First, I started with my freshly primed Feralgeist. I chose this model due to it being a good candidate for multiple wash layers. I followed the article as closely as made sense. The grey coat covered probably 80% of the surface, and the white coat covered probably 30%. My first note here is that doing light shots of primer like this left some graininess that I'm not used to having when I do solid coats. No matter, it seemed to have little effect on the final product.
First, I did a wash of P3 Carnal Pink, probably about 1:3. It was thick enough to give a strong tint of the pink to the entire surface. At this point I definitely noticed that the underpainted coat has a noticeable effect on the pink wash layer.
Next, a thinner wash of half P3 Carnal Pink and half VMC Pink. This was probably at about 1:4, with a drop of flow aid thrown in for good measure. At this point, the underpainted coat is becoming less obvious.
Now a wash of just VMC Pink, at roughly 1:5 with a couple drops of flow aid in there. Again, even less obvious of the underpainting.
Now a wash of half VMC Pink and half P3 Beaten Purple. About 1:5 with definite flow aid added.
Ok, I have no idea what happened with my camera here. This step was where I went back and re-higlighted some areas with slightly thinned (1:1) P3 Carnal Pink to bring some surface back to a brighter shade.
Next, I did a very controlled wash of P3 Beaten Purple and some VGC Violet ink. This was something like 2 parts paint, 1 part ink, 3 parts water, 2 parts flow aid. By controlled wash I mean that rather than washing the entire surface, I just washed the recessed areas that I wanted to darken.

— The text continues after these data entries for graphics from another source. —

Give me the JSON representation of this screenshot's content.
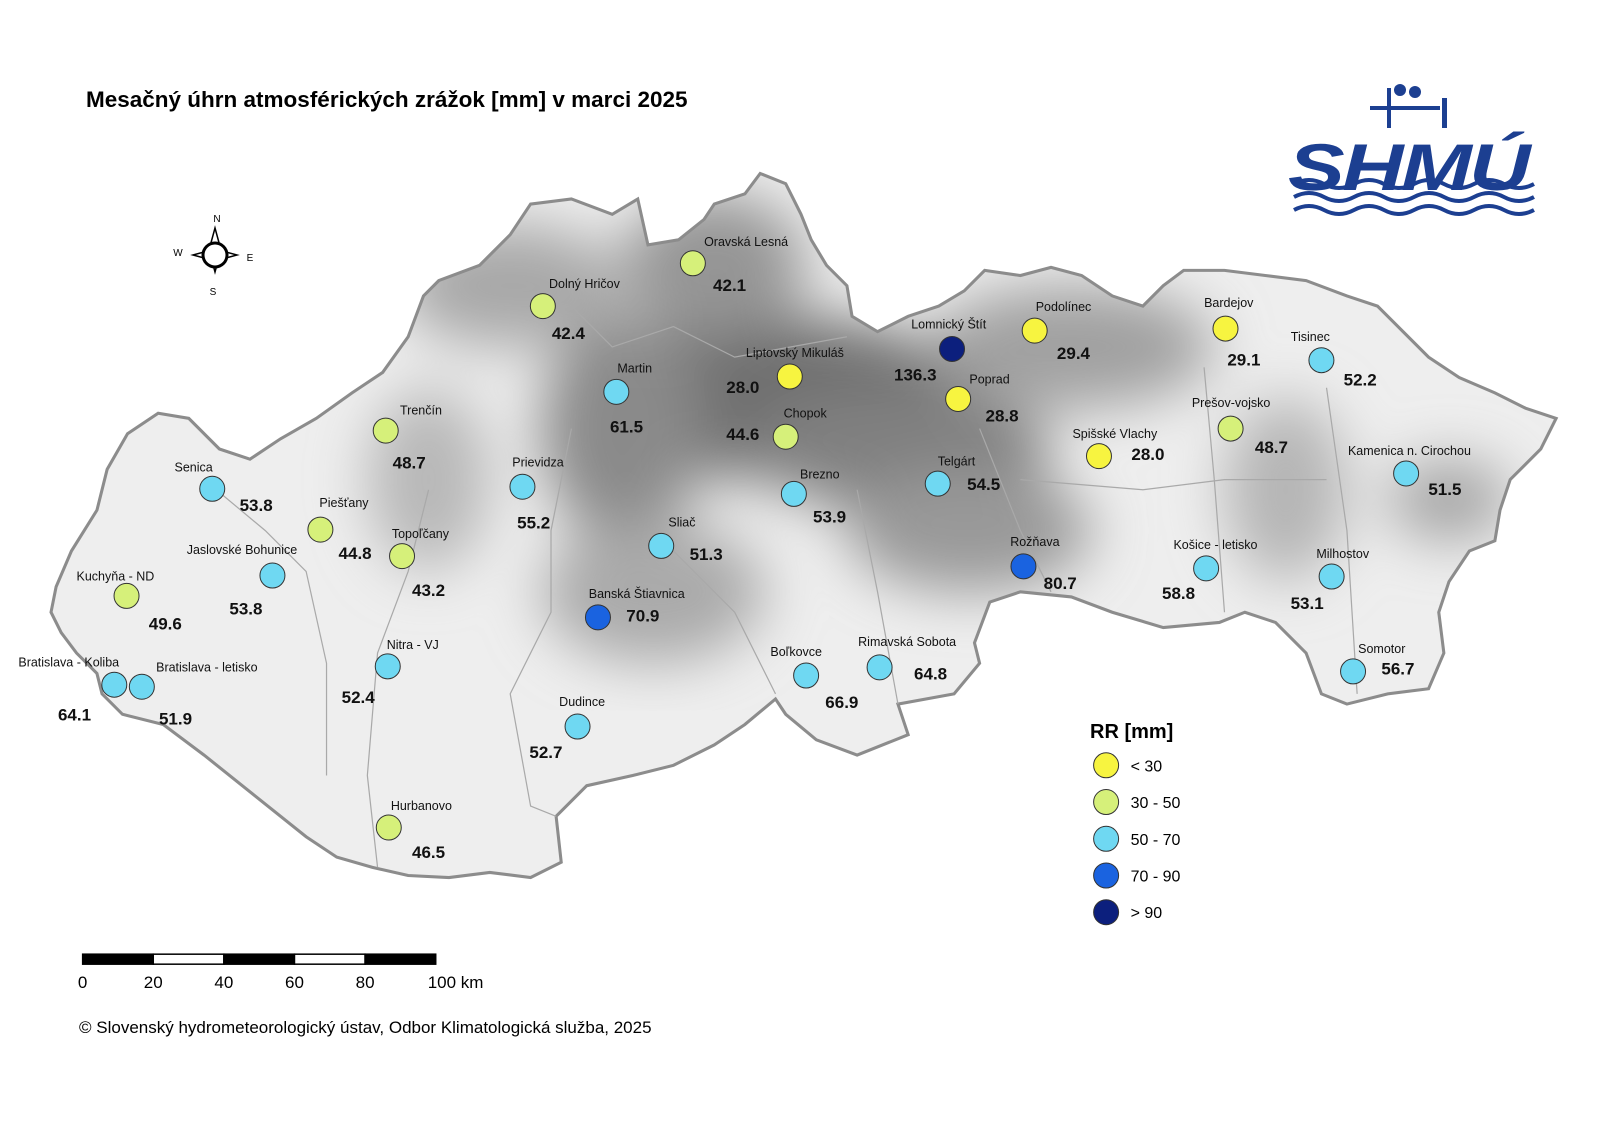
{
  "title": "Mesačný úhrn atmosférických zrážok [mm] v marci 2025",
  "logo": {
    "text": "SHMÚ"
  },
  "compass": {
    "n": "N",
    "e": "E",
    "s": "S",
    "w": "W"
  },
  "stations": [
    {
      "name": "Oravská Lesná",
      "value": 42.1,
      "label": "42.1",
      "color": "#d6f07a"
    },
    {
      "name": "Dolný Hričov",
      "value": 42.4,
      "label": "42.4",
      "color": "#d6f07a"
    },
    {
      "name": "Martin",
      "value": 61.5,
      "label": "61.5",
      "color": "#6fd8f2"
    },
    {
      "name": "Liptovský Mikuláš",
      "value": 28.0,
      "label": "28.0",
      "color": "#f7f440"
    },
    {
      "name": "Chopok",
      "value": 44.6,
      "label": "44.6",
      "color": "#d6f07a"
    },
    {
      "name": "Lomnický Štít",
      "value": 136.3,
      "label": "136.3",
      "color": "#0c1f7d"
    },
    {
      "name": "Podolínec",
      "value": 29.4,
      "label": "29.4",
      "color": "#f7f440"
    },
    {
      "name": "Poprad",
      "value": 28.8,
      "label": "28.8",
      "color": "#f7f440"
    },
    {
      "name": "Bardejov",
      "value": 29.1,
      "label": "29.1",
      "color": "#f7f440"
    },
    {
      "name": "Tisinec",
      "value": 52.2,
      "label": "52.2",
      "color": "#6fd8f2"
    },
    {
      "name": "Prešov-vojsko",
      "value": 48.7,
      "label": "48.7",
      "color": "#d6f07a"
    },
    {
      "name": "Spišské Vlachy",
      "value": 28.0,
      "label": "28.0",
      "color": "#f7f440"
    },
    {
      "name": "Kamenica n. Cirochou",
      "value": 51.5,
      "label": "51.5",
      "color": "#6fd8f2"
    },
    {
      "name": "Telgárt",
      "value": 54.5,
      "label": "54.5",
      "color": "#6fd8f2"
    },
    {
      "name": "Brezno",
      "value": 53.9,
      "label": "53.9",
      "color": "#6fd8f2"
    },
    {
      "name": "Trenčín",
      "value": 48.7,
      "label": "48.7",
      "color": "#d6f07a"
    },
    {
      "name": "Prievidza",
      "value": 55.2,
      "label": "55.2",
      "color": "#6fd8f2"
    },
    {
      "name": "Senica",
      "value": 53.8,
      "label": "53.8",
      "color": "#6fd8f2"
    },
    {
      "name": "Piešťany",
      "value": 44.8,
      "label": "44.8",
      "color": "#d6f07a"
    },
    {
      "name": "Topoľčany",
      "value": 43.2,
      "label": "43.2",
      "color": "#d6f07a"
    },
    {
      "name": "Sliač",
      "value": 51.3,
      "label": "51.3",
      "color": "#6fd8f2"
    },
    {
      "name": "Jaslovské Bohunice",
      "value": 53.8,
      "label": "53.8",
      "color": "#6fd8f2"
    },
    {
      "name": "Kuchyňa - ND",
      "value": 49.6,
      "label": "49.6",
      "color": "#d6f07a"
    },
    {
      "name": "Rožňava",
      "value": 80.7,
      "label": "80.7",
      "color": "#1a63e0"
    },
    {
      "name": "Košice - letisko",
      "value": 58.8,
      "label": "58.8",
      "color": "#6fd8f2"
    },
    {
      "name": "Milhostov",
      "value": 53.1,
      "label": "53.1",
      "color": "#6fd8f2"
    },
    {
      "name": "Banská Štiavnica",
      "value": 70.9,
      "label": "70.9",
      "color": "#1a63e0"
    },
    {
      "name": "Nitra - VJ",
      "value": 52.4,
      "label": "52.4",
      "color": "#6fd8f2"
    },
    {
      "name": "Bratislava - Koliba",
      "value": 64.1,
      "label": "64.1",
      "color": "#6fd8f2"
    },
    {
      "name": "Bratislava - letisko",
      "value": 51.9,
      "label": "51.9",
      "color": "#6fd8f2"
    },
    {
      "name": "Boľkovce",
      "value": 66.9,
      "label": "66.9",
      "color": "#6fd8f2"
    },
    {
      "name": "Rimavská Sobota",
      "value": 64.8,
      "label": "64.8",
      "color": "#6fd8f2"
    },
    {
      "name": "Somotor",
      "value": 56.7,
      "label": "56.7",
      "color": "#6fd8f2"
    },
    {
      "name": "Dudince",
      "value": 52.7,
      "label": "52.7",
      "color": "#6fd8f2"
    },
    {
      "name": "Hurbanovo",
      "value": 46.5,
      "label": "46.5",
      "color": "#d6f07a"
    }
  ],
  "legend": {
    "title": "RR [mm]",
    "items": [
      {
        "label": "< 30",
        "color": "#f7f440"
      },
      {
        "label": "30 - 50",
        "color": "#d6f07a"
      },
      {
        "label": "50 - 70",
        "color": "#6fd8f2"
      },
      {
        "label": "70 - 90",
        "color": "#1a63e0"
      },
      {
        "label": "> 90",
        "color": "#0c1f7d"
      }
    ]
  },
  "scale_bar": {
    "ticks": [
      0,
      20,
      40,
      60,
      80,
      {
        "value": 100,
        "label": "100 km"
      }
    ]
  },
  "copyright": "© Slovenský hydrometeorologický ústav, Odbor Klimatologická služba, 2025"
}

It is at this point that my step-by-step comes to an end because...
... Where'd the underpainting go? Ok, perhaps my wash technique was not entirely the best option here. The article really only does 1 or 2 washes on top of the underpainting, and they tend to be darker colors. So I'll admit, my test is probably not entirely reflective of the way the technique should be employed. In any case, here are my takeaways:

1) Underpainting via 3 primer coats (and necessary black painting the recesses) takes time.
2) The technique definitely works better with just a couple washes.
3) Taking the time to underpaint definitely gives a much better sense of where to highlight, particularly if you follow the zenithal highlighting methodology.
4) This is not particularly compatible with my own painting style.
5) I'm glad I took the time to try it out, and hey, my Feralgeist went from blister pack to done in 2 days, which is a record for me! (I'll post the final model tomorrow)

So, will I use this for my War Hog? Probably not.
Will I use it for select future projects? Very likely yes.
Do I recommend other people try it out? Absolutely! See if it works for you! Trying out new techniques is what it takes to step up your painting.

Until next time, paint like you have a pair!

1 comment:

redmanphill said...

It is interesting but it is not something I would really use. Its too hard to control over an entire model and still get decent results. For instance on a warjack I just can't see that working very well.